Many of the ship's slaves, freed five years later at the end of the Civil War, settled a community north of downtown Mobile that became known as Africatown. Some descendants of the original slaves still live in the area.
"Any tangible evidence related to the period of slavery in the United States carries a powerful meaning for many people, so if this was the last ship to transport enslaved Africans to this country, that would be a pretty huge discovery symbolically," said Cook, the archaeology professor.
Cook said that if the wreck is proven to be the Clotilda, the descendants of its slaves would be consulted on decisions about its future.
"This would have obvious impacts on them, and we would work with them to get a sense of their feelings, what they would like to see occur with the site, and have them involved in the research as much as they would like to be," he said.
Digging for proof
The wreck is partially buried and not much to look at -- a long wooden spine with some planks and iron spikes lying nearby. It's accessible only by boat and lies alongside a marshy island in the lower Mobile-Tensaw Delta, some 12 miles north of Mobile.

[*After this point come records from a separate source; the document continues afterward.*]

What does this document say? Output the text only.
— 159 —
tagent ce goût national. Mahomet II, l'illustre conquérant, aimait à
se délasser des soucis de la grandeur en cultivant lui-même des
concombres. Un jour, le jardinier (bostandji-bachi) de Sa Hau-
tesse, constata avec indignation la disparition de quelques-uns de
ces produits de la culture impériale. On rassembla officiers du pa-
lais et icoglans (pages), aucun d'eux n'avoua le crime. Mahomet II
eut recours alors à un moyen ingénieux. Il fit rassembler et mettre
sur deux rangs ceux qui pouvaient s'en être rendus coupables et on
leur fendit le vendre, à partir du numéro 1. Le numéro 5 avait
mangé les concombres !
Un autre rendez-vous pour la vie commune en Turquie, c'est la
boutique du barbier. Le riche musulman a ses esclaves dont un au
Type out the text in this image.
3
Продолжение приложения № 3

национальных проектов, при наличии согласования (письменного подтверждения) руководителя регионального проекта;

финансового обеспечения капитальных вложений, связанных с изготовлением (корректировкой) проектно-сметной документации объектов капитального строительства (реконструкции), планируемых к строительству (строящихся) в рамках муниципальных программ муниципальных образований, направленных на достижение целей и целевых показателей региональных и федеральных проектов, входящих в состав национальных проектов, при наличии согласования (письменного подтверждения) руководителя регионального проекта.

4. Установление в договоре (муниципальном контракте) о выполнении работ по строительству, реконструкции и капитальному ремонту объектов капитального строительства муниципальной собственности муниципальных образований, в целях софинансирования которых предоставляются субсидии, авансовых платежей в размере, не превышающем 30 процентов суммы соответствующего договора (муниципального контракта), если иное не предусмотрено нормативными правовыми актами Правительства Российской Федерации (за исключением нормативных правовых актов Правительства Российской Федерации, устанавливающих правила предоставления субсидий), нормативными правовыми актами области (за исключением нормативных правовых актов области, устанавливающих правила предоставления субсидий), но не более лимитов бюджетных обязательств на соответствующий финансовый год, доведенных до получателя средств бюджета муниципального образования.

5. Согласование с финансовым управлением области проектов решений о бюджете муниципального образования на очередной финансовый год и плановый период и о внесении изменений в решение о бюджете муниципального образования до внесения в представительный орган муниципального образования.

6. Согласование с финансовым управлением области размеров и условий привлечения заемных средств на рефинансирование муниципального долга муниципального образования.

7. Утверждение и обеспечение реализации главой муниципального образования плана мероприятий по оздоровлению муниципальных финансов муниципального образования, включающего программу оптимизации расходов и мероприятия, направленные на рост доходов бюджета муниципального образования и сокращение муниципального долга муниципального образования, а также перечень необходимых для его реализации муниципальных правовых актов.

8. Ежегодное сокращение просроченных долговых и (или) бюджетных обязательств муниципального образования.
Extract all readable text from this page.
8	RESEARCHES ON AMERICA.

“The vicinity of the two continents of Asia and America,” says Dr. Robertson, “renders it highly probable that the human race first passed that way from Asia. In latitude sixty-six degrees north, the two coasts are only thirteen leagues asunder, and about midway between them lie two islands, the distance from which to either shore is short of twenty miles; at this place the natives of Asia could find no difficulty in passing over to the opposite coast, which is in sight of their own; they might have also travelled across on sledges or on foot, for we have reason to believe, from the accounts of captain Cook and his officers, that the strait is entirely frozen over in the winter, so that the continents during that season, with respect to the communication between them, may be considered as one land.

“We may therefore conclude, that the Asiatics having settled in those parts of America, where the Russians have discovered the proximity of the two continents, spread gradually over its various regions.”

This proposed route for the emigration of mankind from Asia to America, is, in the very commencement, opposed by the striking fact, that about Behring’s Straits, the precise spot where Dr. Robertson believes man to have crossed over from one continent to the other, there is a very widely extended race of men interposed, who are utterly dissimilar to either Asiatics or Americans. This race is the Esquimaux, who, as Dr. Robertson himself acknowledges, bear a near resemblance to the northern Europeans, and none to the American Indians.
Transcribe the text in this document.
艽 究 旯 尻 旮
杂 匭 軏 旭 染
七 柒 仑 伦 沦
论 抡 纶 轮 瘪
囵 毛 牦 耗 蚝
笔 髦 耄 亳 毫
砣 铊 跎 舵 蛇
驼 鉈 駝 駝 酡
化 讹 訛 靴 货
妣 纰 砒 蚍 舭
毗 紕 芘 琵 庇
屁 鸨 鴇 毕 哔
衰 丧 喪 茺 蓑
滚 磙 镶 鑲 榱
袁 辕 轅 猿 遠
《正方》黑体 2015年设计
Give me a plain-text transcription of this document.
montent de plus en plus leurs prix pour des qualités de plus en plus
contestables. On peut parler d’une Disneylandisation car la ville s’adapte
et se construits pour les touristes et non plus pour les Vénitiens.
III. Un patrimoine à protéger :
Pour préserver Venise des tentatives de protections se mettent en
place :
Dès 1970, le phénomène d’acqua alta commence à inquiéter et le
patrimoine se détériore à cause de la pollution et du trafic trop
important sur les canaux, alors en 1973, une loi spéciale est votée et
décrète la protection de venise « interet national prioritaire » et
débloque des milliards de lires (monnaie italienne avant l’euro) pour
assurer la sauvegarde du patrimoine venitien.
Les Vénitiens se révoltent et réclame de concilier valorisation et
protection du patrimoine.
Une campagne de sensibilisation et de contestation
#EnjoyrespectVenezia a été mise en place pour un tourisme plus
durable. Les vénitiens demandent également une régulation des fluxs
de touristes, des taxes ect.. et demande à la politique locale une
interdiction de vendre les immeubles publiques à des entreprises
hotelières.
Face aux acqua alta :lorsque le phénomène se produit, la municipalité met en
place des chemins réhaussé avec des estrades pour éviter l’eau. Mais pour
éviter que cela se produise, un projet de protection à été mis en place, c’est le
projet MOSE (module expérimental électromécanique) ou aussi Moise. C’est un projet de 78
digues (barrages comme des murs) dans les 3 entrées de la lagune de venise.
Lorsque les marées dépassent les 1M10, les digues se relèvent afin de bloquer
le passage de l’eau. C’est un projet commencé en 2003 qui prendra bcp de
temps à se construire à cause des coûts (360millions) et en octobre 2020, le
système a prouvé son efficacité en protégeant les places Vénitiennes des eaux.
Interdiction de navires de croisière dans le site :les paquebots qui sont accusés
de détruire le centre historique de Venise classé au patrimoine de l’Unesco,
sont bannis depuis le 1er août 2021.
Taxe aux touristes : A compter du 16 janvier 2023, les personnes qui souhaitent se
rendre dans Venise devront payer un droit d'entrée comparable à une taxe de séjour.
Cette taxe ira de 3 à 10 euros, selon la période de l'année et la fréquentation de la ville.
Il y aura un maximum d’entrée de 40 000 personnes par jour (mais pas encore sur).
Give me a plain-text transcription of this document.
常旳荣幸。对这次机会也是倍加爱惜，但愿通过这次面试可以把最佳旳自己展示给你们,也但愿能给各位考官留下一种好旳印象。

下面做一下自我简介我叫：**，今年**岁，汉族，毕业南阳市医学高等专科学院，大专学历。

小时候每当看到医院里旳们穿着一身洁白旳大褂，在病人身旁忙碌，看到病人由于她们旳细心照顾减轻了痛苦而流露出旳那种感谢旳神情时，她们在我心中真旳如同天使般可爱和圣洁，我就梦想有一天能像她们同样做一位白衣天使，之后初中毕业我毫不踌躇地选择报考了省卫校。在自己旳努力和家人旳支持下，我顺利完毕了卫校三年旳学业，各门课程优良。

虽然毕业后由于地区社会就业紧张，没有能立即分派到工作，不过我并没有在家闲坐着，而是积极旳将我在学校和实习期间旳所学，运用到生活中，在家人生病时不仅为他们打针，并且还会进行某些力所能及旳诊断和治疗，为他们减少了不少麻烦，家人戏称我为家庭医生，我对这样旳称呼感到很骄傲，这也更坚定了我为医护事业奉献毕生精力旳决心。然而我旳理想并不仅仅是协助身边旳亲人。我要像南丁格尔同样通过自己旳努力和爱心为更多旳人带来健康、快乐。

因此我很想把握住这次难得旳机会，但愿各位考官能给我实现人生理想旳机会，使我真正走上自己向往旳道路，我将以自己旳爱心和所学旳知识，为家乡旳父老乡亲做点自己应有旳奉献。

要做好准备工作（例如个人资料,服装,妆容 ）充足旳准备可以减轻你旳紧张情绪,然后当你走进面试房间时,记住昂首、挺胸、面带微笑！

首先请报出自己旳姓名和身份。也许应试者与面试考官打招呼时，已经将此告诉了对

It sat underwater before being exposed by extreme low tides caused by the wintry "bomb cyclone" storm system that hammered the Eastern US this winter.
Preliminary evidence suggests it could be the Clotilda. Cook said its type of hull construction matches ships built in the mid-19th century, and the remains of the hull show signs of being burned. And according to Raines its location in the delta is consistent with the one described in Foster's journals. (He's not revealing the wreck's precise location to preserve its integrity and discourage looters.)
For proof, however, archaeologists would likely need to excavate the wreck and examine the contents of its hold for such items as ceramics, which could help pinpoint the time period, or shackles, which could help confirm its use as a slave ship.
Any digging would require state and possibly federal permits.
"We just won't know until we investigate," Cook said.
Sledge, the Mobile historian, hopes confirming the ship's identity will help bring some closure to descendants of its Africatown neighborhood.
"The Clotilda has been the missing piece of that story," he said.